I have used a lot of Kwik Sew knit shirt patterns and I have often noticed with the one piece fronts that the front and back are often the same except for the neckline and the sleeves are often symmetrical front to back. When this is the case, I redraft the pattern with my length alterations onto sturdy butcher paper making one sleeve for each sleeve length and just one full sized back. Sometimes I'll lengthen the back piece for a dress. Over the years I have also drafted an assortment of neckline treatments from different patterns (with 4 or 5 inches of the shoulder lines for centering the pieces), a crowl, a 'v' neck, turtleneck, a scoop neck, etc. each with a front and back.
DH made me a 4'x8' cutting table at a suitable height and I covered the table with 4'x8' cutting surface. I used to hate to cut out patterns but now just I throw my knit fabric on the table, toss on the 2 butcher paper pattern pieces with weights on top and go at it with a rotary cutter. No pins needed. I'll do 8 to 10 shirts or dresses in a row this way with different fabrics. It only takes about an hour.
After the generic shirts and/or dresses are all cut they can sit in a pile until I'm ready to use them. When I'm ready to finish them I get out the necklines and decide which neckline treatment I'll use for each and cut each front and back piece with the neckline pattern. When they are all put together I have a collection of knit shirts and/or dresses that are all different. If I'm just doing just one shirt or dress from beginning to end it only takes about 2 hours to complete.
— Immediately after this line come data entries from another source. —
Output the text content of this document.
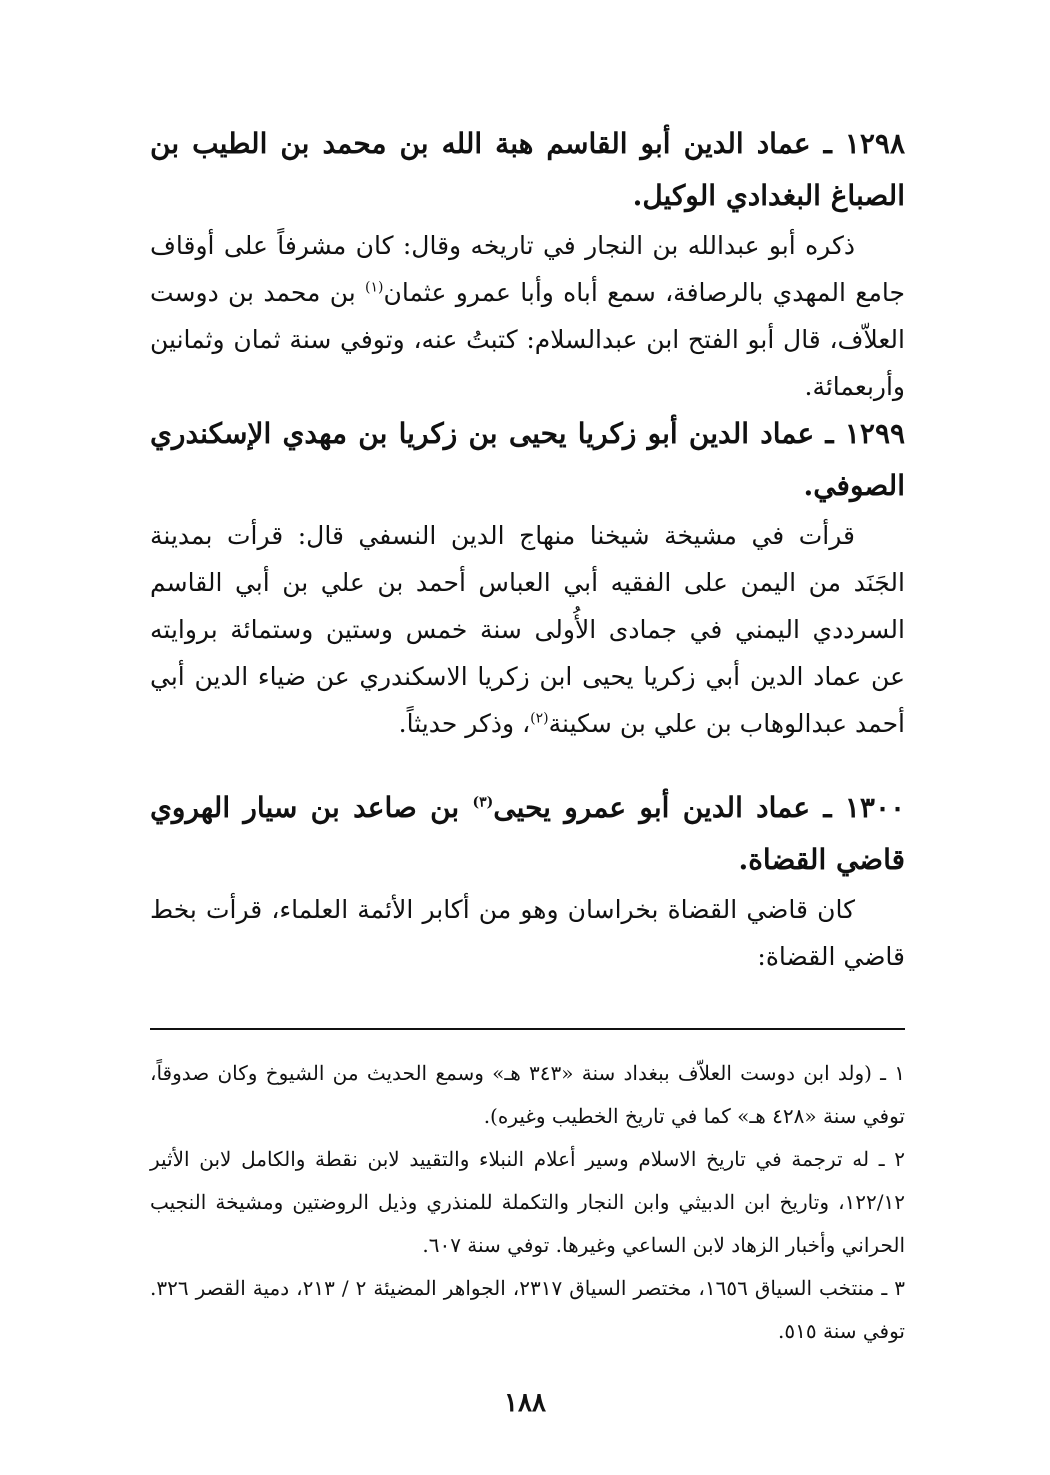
١٢٩٨ ـ عماد الدين أبو القاسم هبة الله بن محمد بن الطيب بن الصباغ البغدادي الوكيل.

ذكره أبو عبدالله بن النجار في تاريخه وقال: كان مشرفاً على أوقاف جامع المهدي بالرصافة، سمع أباه وأبا عمرو عثمان$^{(١)}$ بن محمد بن دوست العلاّف، قال أبو الفتح ابن عبدالسلام: كتبتُ عنه، وتوفي سنة ثمان وثمانين وأربعمائة.

١٢٩٩ ـ عماد الدين أبو زكريا يحيى بن زكريا بن مهدي الإسكندري الصوفي.

قرأت في مشيخة شيخنا منهاج الدين النسفي قال: قرأت بمدينة الجَنَد من اليمن على الفقيه أبي العباس أحمد بن علي بن أبي القاسم السرددي اليمني في جمادى الأُولى سنة خمس وستين وستمائة بروايته عن عماد الدين أبي زكريا يحيى ابن زكريا الاسكندري عن ضياء الدين أبي أحمد عبدالوهاب بن علي بن سكينة$^{(٢)}$، وذكر حديثاً.

١٣٠٠ ـ عماد الدين أبو عمرو يحيى$^{(٣)}$ بن صاعد بن سيار الهروي قاضي القضاة.

كان قاضي القضاة بخراسان وهو من أكابر الأئمة العلماء، قرأت بخط قاضي القضاة:

١ ـ (ولد ابن دوست العلاّف ببغداد سنة «٣٤٣ هـ» وسمع الحديث من الشيوخ وكان صدوقاً، توفي سنة «٤٢٨ هـ» كما في تاريخ الخطيب وغيره).

٢ ـ له ترجمة في تاريخ الاسلام وسير أعلام النبلاء والتقييد لابن نقطة والكامل لابن الأثير ١٢٢/١٢، وتاريخ ابن الدبيثي وابن النجار والتكملة للمنذري وذيل الروضتين ومشيخة النجيب الحراني وأخبار الزهاد لابن الساعي وغيرها. توفي سنة ٦٠٧.

٣ ـ منتخب السياق ١٦٥٦، مختصر السياق ٢٣١٧، الجواهر المضيئة ٢ / ٢١٣، دمية القصر ٣٢٦. توفي سنة ٥١٥.

١٨٨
I draft all my pattern pieces regardless of the style or fabric to be used to butcher paper even if I know I may only use the pattern one time. I only have to make my alteration decisions once and it's ready at a moment's notice when I get the impulse to sew, and I don't have to deal with the messiness of shifting tissue pattern or worry about the cat that loves to help me by tearing and rolling on tissue paper when I'm trying to cut. I buy a commercial roll of butcher paper every few years. HTH.